Ubuntu でのインストールパスは linuxbrew であるが、ダウンロード元は linuxbrew という名称が消え、本家 (Mac OS 用) の Homebrew と統合されたらしい *3

brew は root でインストールできない。curl で取り寄せたスクリプトの実行にはかなり時間がかかり、途中でエラー停止したように見えるところがあるが、辛抱強く待つ。
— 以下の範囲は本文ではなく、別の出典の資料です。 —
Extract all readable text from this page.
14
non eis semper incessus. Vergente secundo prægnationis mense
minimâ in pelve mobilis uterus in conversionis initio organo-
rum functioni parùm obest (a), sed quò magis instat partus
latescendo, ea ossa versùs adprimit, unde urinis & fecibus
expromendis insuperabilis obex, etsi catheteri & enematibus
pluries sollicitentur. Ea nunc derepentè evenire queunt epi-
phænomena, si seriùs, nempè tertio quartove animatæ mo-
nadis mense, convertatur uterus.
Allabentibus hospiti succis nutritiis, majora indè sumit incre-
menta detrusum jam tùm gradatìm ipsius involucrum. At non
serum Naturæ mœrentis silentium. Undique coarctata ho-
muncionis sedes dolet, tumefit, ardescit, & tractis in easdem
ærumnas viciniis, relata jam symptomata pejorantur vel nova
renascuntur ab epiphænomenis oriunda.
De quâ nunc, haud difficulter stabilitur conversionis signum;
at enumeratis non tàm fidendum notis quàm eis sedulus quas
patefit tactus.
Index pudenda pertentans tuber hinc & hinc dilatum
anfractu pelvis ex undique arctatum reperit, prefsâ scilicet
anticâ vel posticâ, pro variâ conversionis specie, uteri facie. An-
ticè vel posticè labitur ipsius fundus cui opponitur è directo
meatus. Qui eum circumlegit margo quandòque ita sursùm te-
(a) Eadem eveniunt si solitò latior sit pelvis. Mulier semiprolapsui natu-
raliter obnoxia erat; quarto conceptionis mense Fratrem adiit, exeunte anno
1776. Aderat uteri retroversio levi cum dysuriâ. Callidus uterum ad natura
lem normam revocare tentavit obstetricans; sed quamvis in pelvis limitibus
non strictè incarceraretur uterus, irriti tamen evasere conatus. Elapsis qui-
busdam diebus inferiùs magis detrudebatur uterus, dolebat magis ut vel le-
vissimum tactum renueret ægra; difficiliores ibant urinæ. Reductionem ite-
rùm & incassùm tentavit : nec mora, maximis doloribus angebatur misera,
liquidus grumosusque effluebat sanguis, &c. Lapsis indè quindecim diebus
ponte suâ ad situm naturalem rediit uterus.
# change user (brew does not allow to be installed by root)
su bitnami

# download and execute script
/bin/bash -c "$(curl -fsSL https://raw.githubusercontent.com/Homebrew/install/master/install.sh)"

# return to root
exit

# set path
export PATH='/home/linuxbrew/.linuxbrew/bin:/home/linuxbrew/.linuxbrew/sbin':"$PATH"

# confirm brew
brew doctor
nokogiri 依存パッケージのインストール
brew install libxml2 libxslt
bundler と rake のインストールと設定

各 gem が要求する rake のバージョンが /opt/bitnami/redmine/Gemfile.lock に記載されているため、制約にかからないバージョン *4 をインストールし、設定する。また bundle install--no-deployment が廃止予定で使えないため、代わりの設定をする。

# install ruby on rails administrative tools
gem install bundler
gem install rake --version 13.0.1

# confirm available versions of rake
gem list rake

# set rake version to use
rake _13.0.1_ routes
bundle install による gem インストール

bundle install はこのディレクトリで実行しなければならないようだ。

# set configuration preliminarily, instead of using depreciated option '--no-deployment'
bundle config set --local deployment 'false'

# all I want to do is ...
cd /opt/bitnami/redmine/
bundle install

### preserve a docker snapshot, here ###

この節でやりたかった本質は bundle install の 1 コマンド。いままでやってきたのは、このコマンドが通らないための事前準備の事前準備。ふぅ。

プラグインのインストール方法

プラグインのインストール

bundle exec もこのディレクトリで実行しなければならないようだ。

# download plugin package (sample)
cd /opt/bitnami/redmine/plugins
git clone https://github.com/onozaty/redmine-view-customize.git view_customize

# gem install
cd /opt/bitnami/redmine/
bundle config set --local deployment 'false'
bundle install

# package install
bundle exec rake redmine:plugins:migrate RAILS_ENV=production

redmine の再起動

アプリごとの再起動方法を覚えるのが面倒なため、docker から再起動してしまう。

docker-compose restart

*1:手間がかかる理由は依存パッケージが多いこと、とさらに、解説サイトの通りにインストールできないものが多く頻繁に止まってしまうこと。

*2:わかってしまえば簡単だが、解説サイトを読み進めていくと途中途中で作業途中で課題が発生し、その解決のためにさらに解説サイトを探して課題がネストしていき、右往左往するハメになる。

*3:こういう点も、手順が (古い) 解説サイトの通りにいかない理由。

*4:今回の事例では rake 自身が 13.0.1 を要求していた様子。